11. Bake something delicious.
If you can’t have a meal with your mom, but you live in the same area, you can still drop off something she’ll enjoy eating. If you’ve been on the same bread baking spree as the rest of the world, how about dropping off a fresh loaf of your walnut wheat or rosemary rye? If the whole bread baking thing is not your jam, you can keep it simple and bring her some home-baked cookies.
12. Make her a recipe book.
If your mom is one of those mothers who likes cookbooks, then she will love a personalized one. If you’ve been on a cooking spree while you shelter in place, we hope you’ve taken some photos of your creations. Even if you haven’t, you should still consider putting together a homemade cookbook of your creations. You can even get it bound into a regular photo book with a service like Mimeo or Shutterfly and have it sent directly to her at a later date.
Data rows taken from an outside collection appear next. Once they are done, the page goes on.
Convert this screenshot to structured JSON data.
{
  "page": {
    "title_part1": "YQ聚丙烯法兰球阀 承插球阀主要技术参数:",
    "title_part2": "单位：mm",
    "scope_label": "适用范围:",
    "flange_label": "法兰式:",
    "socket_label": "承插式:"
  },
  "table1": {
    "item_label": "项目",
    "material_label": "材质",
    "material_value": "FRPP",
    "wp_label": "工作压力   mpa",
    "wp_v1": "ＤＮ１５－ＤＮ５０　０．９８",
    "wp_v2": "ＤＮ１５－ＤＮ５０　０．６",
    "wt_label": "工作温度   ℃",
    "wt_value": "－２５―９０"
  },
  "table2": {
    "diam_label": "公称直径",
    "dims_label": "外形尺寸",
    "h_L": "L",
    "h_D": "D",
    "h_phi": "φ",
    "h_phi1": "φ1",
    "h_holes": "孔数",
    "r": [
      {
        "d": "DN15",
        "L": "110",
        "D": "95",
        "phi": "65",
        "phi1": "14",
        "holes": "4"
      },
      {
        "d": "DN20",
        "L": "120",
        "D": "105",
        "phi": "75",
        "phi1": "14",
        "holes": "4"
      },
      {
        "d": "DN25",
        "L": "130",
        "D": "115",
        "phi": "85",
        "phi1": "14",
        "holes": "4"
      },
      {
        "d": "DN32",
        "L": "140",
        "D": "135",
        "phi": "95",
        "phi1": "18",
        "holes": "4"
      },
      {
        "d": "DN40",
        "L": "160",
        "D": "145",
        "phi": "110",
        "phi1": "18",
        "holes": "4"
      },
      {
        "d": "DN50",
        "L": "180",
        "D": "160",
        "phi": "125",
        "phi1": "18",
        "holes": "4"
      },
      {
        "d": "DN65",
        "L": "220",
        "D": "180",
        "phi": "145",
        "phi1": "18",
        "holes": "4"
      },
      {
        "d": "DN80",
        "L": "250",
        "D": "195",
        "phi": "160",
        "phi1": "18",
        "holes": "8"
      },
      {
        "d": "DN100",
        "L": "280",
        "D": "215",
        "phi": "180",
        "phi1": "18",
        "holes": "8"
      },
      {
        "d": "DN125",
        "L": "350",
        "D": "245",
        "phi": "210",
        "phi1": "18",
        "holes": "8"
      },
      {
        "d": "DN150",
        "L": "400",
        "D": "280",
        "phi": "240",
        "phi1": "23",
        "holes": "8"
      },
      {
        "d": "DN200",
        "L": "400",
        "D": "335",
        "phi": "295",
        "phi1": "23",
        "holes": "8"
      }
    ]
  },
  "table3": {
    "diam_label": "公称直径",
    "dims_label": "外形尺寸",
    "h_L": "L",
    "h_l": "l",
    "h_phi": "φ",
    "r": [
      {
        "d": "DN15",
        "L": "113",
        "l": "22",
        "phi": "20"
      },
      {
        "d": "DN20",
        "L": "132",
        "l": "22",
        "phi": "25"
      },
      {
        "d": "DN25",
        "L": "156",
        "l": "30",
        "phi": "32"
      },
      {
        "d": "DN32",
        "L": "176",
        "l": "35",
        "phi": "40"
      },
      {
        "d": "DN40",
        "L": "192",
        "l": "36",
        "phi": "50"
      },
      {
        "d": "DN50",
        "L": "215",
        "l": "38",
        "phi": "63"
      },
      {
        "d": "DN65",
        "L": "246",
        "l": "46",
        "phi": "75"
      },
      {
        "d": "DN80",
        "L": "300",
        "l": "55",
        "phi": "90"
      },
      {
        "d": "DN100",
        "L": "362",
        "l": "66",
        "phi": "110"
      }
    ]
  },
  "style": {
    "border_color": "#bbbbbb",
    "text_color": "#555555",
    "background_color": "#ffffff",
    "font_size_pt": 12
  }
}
13. Take her outside, if you can — and maybe not on Mother’s Day.
We think spending time outside is a great way to celebrate your mom. You could just hang out in her yard, if she has one. Another option would be a socially distanced walk in the woods that you both drive to separately. Just know that on Mother’s Day itself, beaches or parks that are open may be too crowded for comfort. So consider Saturday or, better yet, Monday, and explain to your mom why you’ve chosen a less busy day to get outdoors. Remember the placement of the day itself is arbitrary, and what really matters is dedicating time to remind your mother how much you care.